Figure 2. Extensive isoform diversity revealed among overlapping RNA populations, both at the genomic and single-gene level

a, Categories of mTIFs identified in glucose and galactose. XUT, XRN1-sensitive unstable transcript. b, Log₂-scale distribution of clustered mTIFs per annotated transcript that cover characterized or uncharacterized ORFs (ORFs), dubious ORFs, or overlap more than 80% of stable unannotated transcripts (SUTs). c, Transcript end distance to ORF stop codon (y-axis) vs. transcript start distance to ORF start codon (x-axis) genome-wide, revealing that most mTIFs cover the entire ORF. Decreased nucleosome density coincides with peaks in transcript start and end site distributions. d, Boundaries of TIFs covering ALT1 relative to ORF boundaries (as in c). e, Structure of TIFs overlapping ALT1 in glucose. 5′ start, 3′ end, and TIF-Seq coverage in natural scale. Nucleosome and genome annotations as in Fig. 1d.

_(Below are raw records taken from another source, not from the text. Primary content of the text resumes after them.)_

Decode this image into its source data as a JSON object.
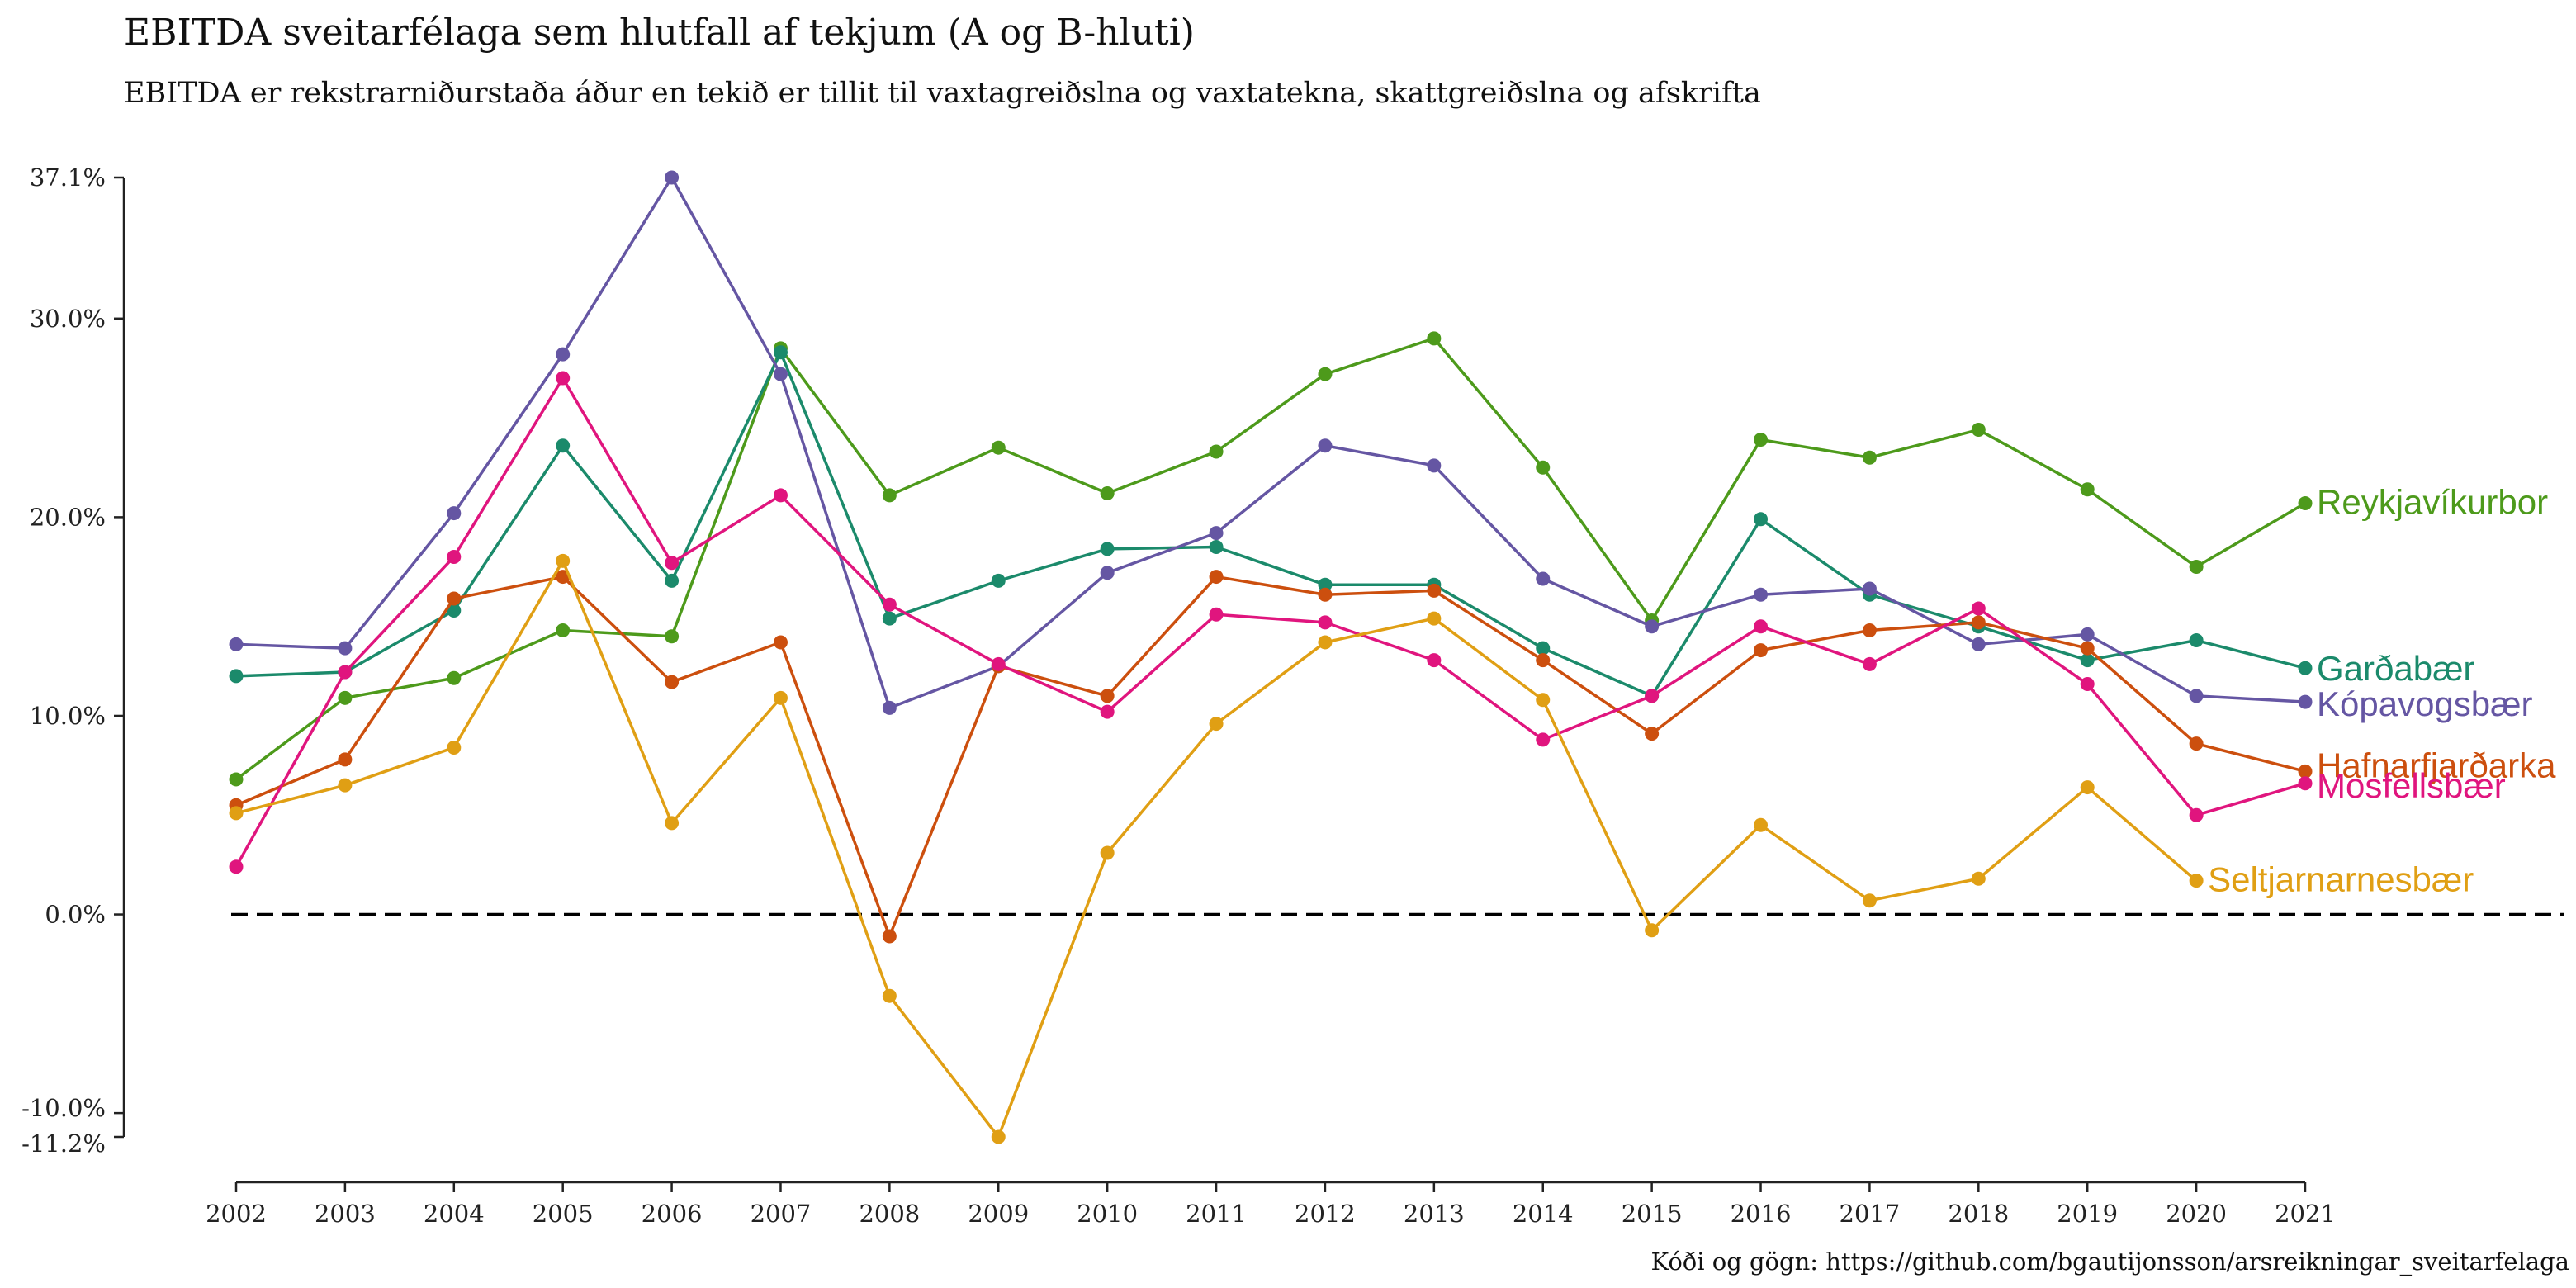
{
  "chart_data": {
    "type": "line",
    "title": "EBITDA sveitarfélaga sem hlutfall af tekjum (A og B-hluti)",
    "subtitle": "EBITDA er rekstrarniðurstaða áður en tekið er tillit til vaxtagreiðslna og vaxtatekna, skattgreiðslna og afskrifta",
    "caption": "Kóði og gögn: https://github.com/bgautijonsson/arsreikningar_sveitarfelaga",
    "xlabel": "",
    "ylabel": "",
    "x": [
      2002,
      2003,
      2004,
      2005,
      2006,
      2007,
      2008,
      2009,
      2010,
      2011,
      2012,
      2013,
      2014,
      2015,
      2016,
      2017,
      2018,
      2019,
      2020,
      2021
    ],
    "x_tick_labels": [
      "2002",
      "2003",
      "2004",
      "2005",
      "2006",
      "2007",
      "2008",
      "2009",
      "2010",
      "2011",
      "2012",
      "2013",
      "2014",
      "2015",
      "2016",
      "2017",
      "2018",
      "2019",
      "2020",
      "2021"
    ],
    "y_ticks": [
      -11.2,
      -10.0,
      0.0,
      10.0,
      20.0,
      30.0,
      37.1
    ],
    "y_tick_labels": [
      "-11.2%",
      "-10.0%",
      "0.0%",
      "10.0%",
      "20.0%",
      "30.0%",
      "37.1%"
    ],
    "ylim": [
      -11.2,
      37.1
    ],
    "reference_line": {
      "y": 0,
      "style": "dashed"
    },
    "grid": false,
    "legend": "direct labels at line ends",
    "series": [
      {
        "name": "Reykjavíkurborg",
        "label": "Reykjavíkurbor",
        "color": "#4d9a1b",
        "values": [
          6.8,
          10.9,
          11.9,
          14.3,
          14.0,
          28.5,
          21.1,
          23.5,
          21.2,
          23.3,
          27.2,
          29.0,
          22.5,
          14.8,
          23.9,
          23.0,
          24.4,
          21.4,
          17.5,
          20.7
        ]
      },
      {
        "name": "Garðabær",
        "label": "Garðabær",
        "color": "#1b8a6b",
        "values": [
          12.0,
          12.2,
          15.3,
          23.6,
          16.8,
          28.3,
          14.9,
          16.8,
          18.4,
          18.5,
          16.6,
          16.6,
          13.4,
          11.0,
          19.9,
          16.1,
          14.5,
          12.8,
          13.8,
          12.4
        ]
      },
      {
        "name": "Kópavogsbær",
        "label": "Kópavogsbær",
        "color": "#6556a3",
        "values": [
          13.6,
          13.4,
          20.2,
          28.2,
          37.1,
          27.2,
          10.4,
          12.5,
          17.2,
          19.2,
          23.6,
          22.6,
          16.9,
          14.5,
          16.1,
          16.4,
          13.6,
          14.1,
          11.0,
          10.7
        ]
      },
      {
        "name": "Hafnarfjarðarkaupstaður",
        "label": "Hafnarfjarðarka",
        "color": "#cc4f0e",
        "values": [
          5.5,
          7.8,
          15.9,
          17.0,
          11.7,
          13.7,
          -1.1,
          12.5,
          11.0,
          17.0,
          16.1,
          16.3,
          12.8,
          9.1,
          13.3,
          14.3,
          14.7,
          13.4,
          8.6,
          7.2
        ]
      },
      {
        "name": "Mosfellsbær",
        "label": "Mosfellsbær",
        "color": "#e0157e",
        "values": [
          2.4,
          12.2,
          18.0,
          27.0,
          17.7,
          21.1,
          15.6,
          12.6,
          10.2,
          15.1,
          14.7,
          12.8,
          8.8,
          11.0,
          14.5,
          12.6,
          15.4,
          11.6,
          5.0,
          6.6
        ]
      },
      {
        "name": "Seltjarnarnesbær",
        "label": "Seltjarnarnesbær",
        "color": "#e09f14",
        "values": [
          5.1,
          6.5,
          8.4,
          17.8,
          4.6,
          10.9,
          -4.1,
          -11.2,
          3.1,
          9.6,
          13.7,
          14.9,
          10.8,
          -0.8,
          4.5,
          0.7,
          1.8,
          6.4,
          1.7,
          null
        ]
      }
    ]
  }
}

Figure 3. Transcript isoforms with varying regulatory elements and independent short coding RNAs

a, Number of genes whose mTIFs overlap with previously annotated upstream ORFs (uORFs) and their associated (main) ORFs. b, ICY1 transcripts in glucose display alternative presence of uORFs (marked with arrows). c, Genome-wide plot of uORF-containing mTIFs: transcript end distance to uORF stop codon (y-axis) vs. transcript start distance to uORF start codon (x-axis). Small coding RNAs previously misannotated as uORFs represent a separate population of short overlapping RNAs. d, Genes with mTIFs that always contain uORFs display lower translation efficiency than those for which the uORF is independently transcribed. Genes with alternative presence of uORFs (e.g., ICY1) display intermediate translation efficiency. Significance was computed using the Wilcoxon rank sum test with continuity correction. e, Example of an scRNA that was previously misannotated as a uORF in the PCL7 locus (glucose data shown).

Figure 4. Alternative transcript isoforms increase coding diversity

a, Differential isoform regulation between glucose and galactose produces alternative truncated proteins with differential cellular localization, as shown here for SUC2. This regulation is due to subtle variations in TSS selection (5′ start track in purple) that result in alternative inclusion of the first AUG. b, Genes producing truncated transcripts that skip the first AUG (80% of these TIFs start between the first and second AUG) are effectively translated and display the expected codon usage pattern and ribosomal protection (green) in ribosome profiling data, starting at but not before the second in-frame methionine codon. c, Proportion of N-terminal truncated TIFs, (i.e., using the second methionine as start codon) in glucose and galactose. d, Internal polyadenylation events that introduce novel stop codons encode truncated ORFs and potentially alternative protein isoforms, as shown here for GAL10.